A figura de Etty Hillesum é já conhecida entre nós: judia holandesa, iniciou em 1941 uma aventura espiritual testemunhada pelo seu Diário que a conduzirá até ao contexto da desumanização mais profunda de um campo de concentração. No Diário encontramos passagens notáveis de uma confiança em Deus no seio da violência da história, da capacidade de encontrar os sinais do Divino e da liberdade que em nós habita nos símbolos de uma flor que desponta no deserto, do céu que se contempla por entre as grades, do enamoramento alimentado pelos poetas, pelos profetas bíblicos, pelos evangelhos.

Já as suas Cartas – publicadas também entre nós – não encontraram o mesmo eco. Talvez o motivo esteja na sua linguagem mais unida aos acontecimentos e vivências que Etty atravessou entre a sua cidade, Amesterdão (já com as políticas restritivas aplicadas aos judeus), e o campo de Westerbrok, ponto de transição para os “transportes” (termo muito utilizado por Etty) em direção aos campos de extermínio no leste. E neste registo de Etty (entre os anos de 41 e 43) encontramos o modo como a política alemã de eliminação dos judeus ganhou a forma de um sistema perfeitamente organizado, burocratizado, onde os próprios judeus colaboravam nas estruturas dos campos – tudo para criar nas pessoas o sentimento de impotência.

A Maria Tuinzing, companheira de habitação e amiga íntima de Etty (seria Maria Tuinzing a responsável pela herança dos diários de Etty após a morte desta), escreveu Etty:

«Muitos sentem o seu amor pela humanidade definhar neste lugar, por não receber alimento. Dizem que as pessoas aqui não nos dão muitos motivos para as amarmos. ‘A massa é um monstro horrendo; os indivíduos são deploráveis’, afirmou alguém. Contudo, a minha experiência mostra-me cada vez mais que não existe relação de causa e efeito entre o comportamento dos seres humanos e o amor que se sente por eles. O amor pelo nosso semelhante é como um brilho elementar que nos sustenta. O nosso semelhante por si só quase não tem nada a ver com isso. Oh, Maria, o amor aqui é escasso, e eu própria sinto-me imensamente rica; não posso explica-lo».

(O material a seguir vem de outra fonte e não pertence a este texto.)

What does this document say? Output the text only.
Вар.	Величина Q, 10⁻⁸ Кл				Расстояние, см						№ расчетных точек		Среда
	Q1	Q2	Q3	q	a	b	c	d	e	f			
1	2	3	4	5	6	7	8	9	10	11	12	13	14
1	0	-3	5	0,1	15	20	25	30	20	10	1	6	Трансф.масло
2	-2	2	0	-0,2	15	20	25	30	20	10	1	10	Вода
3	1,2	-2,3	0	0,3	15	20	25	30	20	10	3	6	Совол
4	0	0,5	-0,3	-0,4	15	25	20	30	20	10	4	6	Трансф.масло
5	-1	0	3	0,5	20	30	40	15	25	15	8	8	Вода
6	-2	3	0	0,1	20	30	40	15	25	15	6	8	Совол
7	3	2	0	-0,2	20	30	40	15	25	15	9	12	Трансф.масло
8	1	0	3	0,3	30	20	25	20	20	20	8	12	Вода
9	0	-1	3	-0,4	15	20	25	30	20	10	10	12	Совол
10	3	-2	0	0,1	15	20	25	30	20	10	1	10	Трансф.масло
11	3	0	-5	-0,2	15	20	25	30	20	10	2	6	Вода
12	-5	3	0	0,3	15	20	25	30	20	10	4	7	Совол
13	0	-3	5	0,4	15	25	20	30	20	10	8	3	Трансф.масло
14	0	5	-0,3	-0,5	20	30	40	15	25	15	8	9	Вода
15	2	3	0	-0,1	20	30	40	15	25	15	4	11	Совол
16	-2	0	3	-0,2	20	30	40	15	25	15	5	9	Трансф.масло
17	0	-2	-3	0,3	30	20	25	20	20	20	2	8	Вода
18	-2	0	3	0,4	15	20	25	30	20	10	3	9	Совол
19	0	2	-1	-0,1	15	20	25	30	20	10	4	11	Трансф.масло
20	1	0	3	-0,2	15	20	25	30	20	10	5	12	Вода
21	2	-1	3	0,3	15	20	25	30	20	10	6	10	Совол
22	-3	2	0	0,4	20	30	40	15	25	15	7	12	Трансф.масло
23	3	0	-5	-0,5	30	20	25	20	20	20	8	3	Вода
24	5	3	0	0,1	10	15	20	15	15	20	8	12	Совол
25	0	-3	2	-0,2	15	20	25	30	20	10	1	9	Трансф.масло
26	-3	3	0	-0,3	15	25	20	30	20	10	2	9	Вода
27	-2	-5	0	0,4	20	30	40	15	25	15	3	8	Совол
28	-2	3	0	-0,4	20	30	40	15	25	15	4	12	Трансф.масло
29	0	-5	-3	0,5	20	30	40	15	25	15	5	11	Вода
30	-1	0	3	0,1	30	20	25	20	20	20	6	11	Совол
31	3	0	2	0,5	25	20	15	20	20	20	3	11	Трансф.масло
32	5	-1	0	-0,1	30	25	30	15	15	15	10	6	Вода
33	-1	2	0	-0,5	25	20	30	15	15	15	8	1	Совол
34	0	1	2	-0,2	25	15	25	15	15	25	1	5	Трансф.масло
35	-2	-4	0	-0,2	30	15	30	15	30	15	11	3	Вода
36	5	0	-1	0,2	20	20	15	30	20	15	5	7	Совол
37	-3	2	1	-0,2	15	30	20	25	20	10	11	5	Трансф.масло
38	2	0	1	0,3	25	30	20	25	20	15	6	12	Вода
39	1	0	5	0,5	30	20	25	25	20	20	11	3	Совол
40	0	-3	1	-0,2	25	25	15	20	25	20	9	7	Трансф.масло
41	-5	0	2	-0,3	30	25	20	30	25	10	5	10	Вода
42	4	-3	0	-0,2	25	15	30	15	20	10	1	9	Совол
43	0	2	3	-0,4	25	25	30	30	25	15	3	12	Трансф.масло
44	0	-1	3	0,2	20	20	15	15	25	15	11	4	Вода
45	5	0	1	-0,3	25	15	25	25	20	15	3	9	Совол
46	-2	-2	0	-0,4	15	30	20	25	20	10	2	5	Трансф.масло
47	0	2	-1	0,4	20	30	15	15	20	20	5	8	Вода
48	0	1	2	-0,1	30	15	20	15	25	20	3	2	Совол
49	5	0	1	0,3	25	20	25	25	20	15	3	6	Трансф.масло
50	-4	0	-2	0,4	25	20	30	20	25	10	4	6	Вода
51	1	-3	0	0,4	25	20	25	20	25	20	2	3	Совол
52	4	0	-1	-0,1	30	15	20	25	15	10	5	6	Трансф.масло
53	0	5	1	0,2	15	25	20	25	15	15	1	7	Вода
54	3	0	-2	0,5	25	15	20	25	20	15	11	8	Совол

Etty não procurou as dificuldades, nem escolheu morrer num estúpido sistema de eliminação de um povo. É verdade que terá recusado a possibilidade de entrar na clandestinidade, e quis abraçar a condição do seu povo servindo voluntariamente no campo de Westerbrok, antes de se tornar aí habitante residente. Não poderemos imaginar o quão diferente seria a vida de Etty se não tivesse iniciado, um ano antes, um caminho espiritual orientado pelo psicólogo Julius Spier. A sua diferença está no modo como não se deixa cair no desespero, ou numa resignação pragmática. Tendemos a construir mentalmente o nosso caminho espiritual e o nosso modo de viver num contexto idealizado, perfeito, que não existe; e a realidade?

«Vou tentar filosofar a altas horas da noite, com os olhos a teimar em fechar com sono.

Por vezes, as pessoas dizem: ‘Consegues tirar o melhor partido de tudo’. Acho esta expressão desmoralizante. Em todo o lado, tudo está perfeito e, ao mesmo tempo, péssimo. Ambos estão em equilíbrio, em todo o lado e sempre. Nunca sinto que tenho de tirar o melhor partido; tudo está perfeito como está. Qualquer situação, por muito miserável que seja, é absoluta e contém em si o bem e o mal.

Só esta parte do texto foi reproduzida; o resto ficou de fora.